The rising tide for stocks hasn’t lifted all boats. Technology stocks have been doing most of the heavy lifting that has pushed Canadian and U.S. benchmarks higher.
“The Canadian tech sector has risen more than 40% so far this year, propelling the sector to 9% of the S&P/TSX Composite Index (^GSPTSE) from just 2% five years ago,” Kurt Reiman, Chief Investment Strategist for Canada at BlackRock, told Yahoo Finance Canada.
“Unlike some traditional sectors of the stock market seeing earnings and revenue impairment from the pandemic, technology is experiencing something of an accelerant.”
Reiman says first quarter earnings that beat estimates, and only slight downward revisions in the second quarter, have made tech stocks an attractive investment.
Slower-than-anticipated reopenings and earnings recovery could derail the rally, but Reiman says he expects global and domestic policy to limit losses.
“We therefore take an up-in-quality stance within equities at a time of high macro uncertainty, specifically focusing on more defensive style factors, such as minimum volatility and quality, which tend to outperform during periods of slow economic activity and elevated market volatility,” he said.
The shift away from traditional offices during the pandemic has helped fuel a rise in a newly dubbed group of companies called ‘stay-at-home stocks’.
“I believe we could see more relative outperformance from this area as it becomes a clear disruptive investment theme longer-term. Microsoft, Facebook, Alphabet, Costco and Citrix Systems are names in my portfolio that immediately come to mind,” Stan Wong, portfolio manager at Scotia Wealth Management, told Yahoo Finance Canada.
Canadian banks, which are in the middle of earnings season, have lagged behind tech stocks and are trading well below all-time highs, but Wong says he likes them for conservative investors looking for value.

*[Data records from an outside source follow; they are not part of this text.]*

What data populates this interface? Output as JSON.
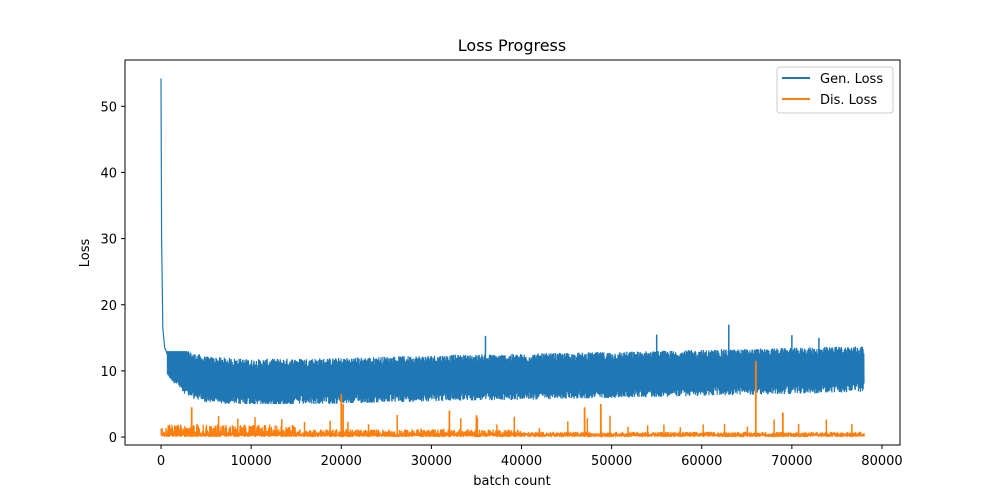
{
  "chart_data": {
    "type": "line",
    "title": "Loss Progress",
    "xlabel": "batch count",
    "ylabel": "Loss",
    "xlim": [
      -4000,
      82000
    ],
    "ylim": [
      -1.2,
      57
    ],
    "xticks": [
      0,
      10000,
      20000,
      30000,
      40000,
      50000,
      60000,
      70000,
      80000
    ],
    "xtick_labels": [
      "0",
      "10000",
      "20000",
      "30000",
      "40000",
      "50000",
      "60000",
      "70000",
      "80000"
    ],
    "yticks": [
      0,
      10,
      20,
      30,
      40,
      50
    ],
    "ytick_labels": [
      "0",
      "10",
      "20",
      "30",
      "40",
      "50"
    ],
    "grid": false,
    "legend_position": "top-right",
    "series": [
      {
        "name": "Gen. Loss",
        "color": "#1f77b4",
        "points": [
          [
            0,
            54.2
          ],
          [
            60,
            30
          ],
          [
            120,
            25
          ],
          [
            200,
            16.5
          ],
          [
            400,
            13.5
          ],
          [
            700,
            12.5
          ],
          [
            1500,
            11.5
          ],
          [
            3000,
            9.5
          ],
          [
            5000,
            8.7
          ],
          [
            10000,
            8.3
          ],
          [
            20000,
            8.5
          ],
          [
            30000,
            8.9
          ],
          [
            40000,
            9.1
          ],
          [
            50000,
            9.4
          ],
          [
            60000,
            9.7
          ],
          [
            70000,
            10.0
          ],
          [
            78000,
            10.3
          ]
        ],
        "band_low": 5.0,
        "band_high": 13.0,
        "spikes": [
          [
            36000,
            15.3
          ],
          [
            55000,
            15.5
          ],
          [
            63000,
            17.0
          ],
          [
            70000,
            15.4
          ],
          [
            73000,
            15.0
          ]
        ]
      },
      {
        "name": "Dis. Loss",
        "color": "#ff7f0e",
        "base": 0.3,
        "spikes": [
          [
            3400,
            4.5
          ],
          [
            20000,
            6.5
          ],
          [
            20200,
            5.0
          ],
          [
            32000,
            4.0
          ],
          [
            35000,
            3.3
          ],
          [
            47000,
            4.5
          ],
          [
            48800,
            5.0
          ],
          [
            66000,
            11.5
          ],
          [
            69000,
            3.7
          ]
        ]
      }
    ]
  }
}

“Canadian banks are paying very attractive dividends with the big five banks yielding between 5% and 7% dividends,” he said
“As a group, the banks are trading at a 1.1x price-to-book valuation – well below its 10-year average of 1.8x price-to-book.”
Travel and leisure stocks have been battered. As confidence in the industry returns, Wong says the sector looks interesting for aggressive growth investors who are patience and can handle volatility. He says Royal Caribbean Cruises, Booking Holdings and Wynn Resorts are examples of companies that could offer outsized, long-term returns.
Benj Gallander, president of Contra The Heard Investment Letter, looks for beaten down companies with big upside potential. He thinks the oil and gas sector, another laggard, offers brave investors big dividends and strong capital gains.
“I own North European Oil Royalty Trust and Permian Basin Royalty Trust,” he told Yahoo Finance Canada.
“Another that I own in this space is Vaalco Energy, which has been hard hit but has an excellent chance of a strong recovery as output grows over the next couple of years.”